Chinese officials have refused to answer questions regarding the country's refusal to renew the press credentials and visa of an Al Jazeera English correspondent.
A Chinese foreign ministry spokesman on Tuesday rebuffed inquiries about the non-renewal of Melissa Chan's credentials at a regular press briefing, saying only that journalists must follow China's laws and regulations, according to an Associated Press report.
Fourteen out of 18 questions posed by journalists at the briefing concerned Chan, but spokesman Hong Lei refused to say what regulations she had violated.
All the questions about Chan, a US citizen, were missing from the official transcript later posted on the ministry's website.
Al Jazeera English is currently barred from reporting from mainland China and said on Tuesday it was closing its bureau in Beijing, where Chan had reported since 2007.
The US state department said it had followed Chan's case closely and was disappointed in the Chinese government's decision not to renew her accreditation.
"To our knowledge, she operated and reported in accordance with Chinese law, including regulations that permit foreign journalists to operate freely in China," Mark Toner, spokesman, said in Washington.
Chan, the first accredited foreign journalist to be expelled from China since 1998, had reported on topics such as illegal seizures of farmland and the imprisonment of petitioners from the countryside in unofficial "black jails".

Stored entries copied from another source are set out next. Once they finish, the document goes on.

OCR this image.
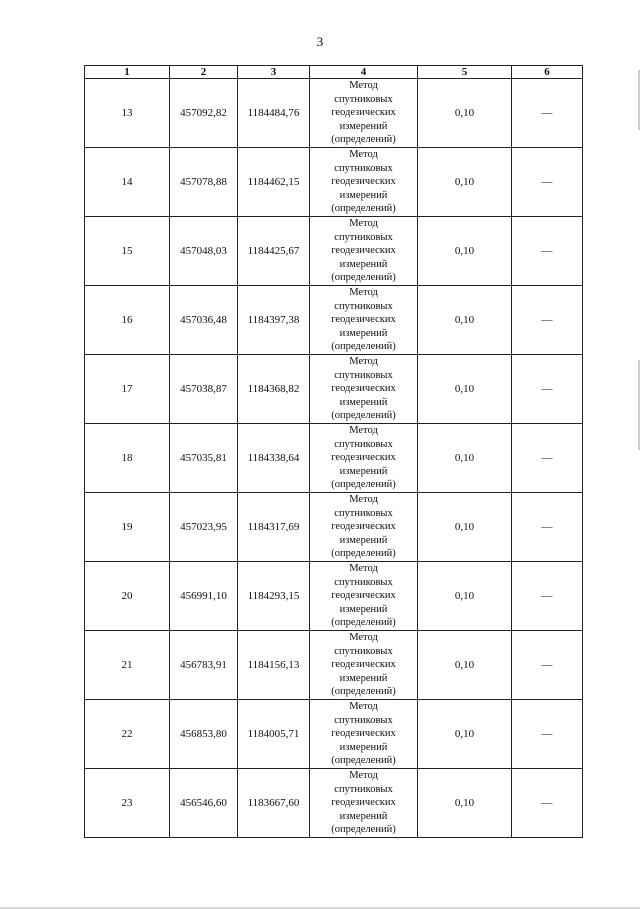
3
1	2	3	4	5	6
13	457092,82	1184484,76	Метод
спутниковых
геодезических
измерений
(определений)	0,10	—
14	457078,88	1184462,15	Метод
спутниковых
геодезических
измерений
(определений)	0,10	—
15	457048,03	1184425,67	Метод
спутниковых
геодезических
измерений
(определений)	0,10	—
16	457036,48	1184397,38	Метод
спутниковых
геодезических
измерений
(определений)	0,10	—
17	457038,87	1184368,82	Метод
спутниковых
геодезических
измерений
(определений)	0,10	—
18	457035,81	1184338,64	Метод
спутниковых
геодезических
измерений
(определений)	0,10	—
19	457023,95	1184317,69	Метод
спутниковых
геодезических
измерений
(определений)	0,10	—
20	456991,10	1184293,15	Метод
спутниковых
геодезических
измерений
(определений)	0,10	—
21	456783,91	1184156,13	Метод
спутниковых
геодезических
измерений
(определений)	0,10	—
22	456853,80	1184005,71	Метод
спутниковых
геодезических
измерений
(определений)	0,10	—
23	456546,60	1183667,60	Метод
спутниковых
геодезических
измерений
(определений)	0,10	—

Chan has left China and will be returning to California, where she will be taking up a fellowship at Stanford University.
Her departure "seems to be taking China's anti-media policies to a new level", Bob Dietz, the Asia co-ordinator for the Committee to Protect Journalists, said in a statement.
The Foreign Correspondents' Club of China said Chinese officials accused Chan of unspecified violations and were unhappy with some of Al Jazeera's coverage, particularly a documentary that Chan had not been involved in.
Al Jazeera English said on Tuesday it would continue to request a presence in China, but said no permission to replace Chan had been given and its requests for additional visas for correspondents had gone unanswered.
Chan's departure does not impact Al Jazeera's Arabic-language service, which maintains several accredited journalists in its Beijing bureau.
Al Jazeera statement
In a statement, Salah Negm, director of news at Al Jazeera English said: "We've been doing a first class job at covering all stories in China.
"Our editorial DNA includes covering all stories from all sides. We constantly cover the voice of the voiceless and sometimes that calls for tough news coverage from anywhere in world.
"We hope China appreciates the integrity of our news coverage and our journalism. We value this journalist integrity in our coverage of all countries in the world.''
Foreign reporters in China often experience harassment, surveillance and visa problems when government officials are angry at their reports.
Over the weekend, police called in about a dozen foreign reporters, threatening to revoke their visas for allegedly breaking rules in reporting the case of blind legal activist Chen Guangcheng by entering the parking lot of the hospital where he is receiving medical care.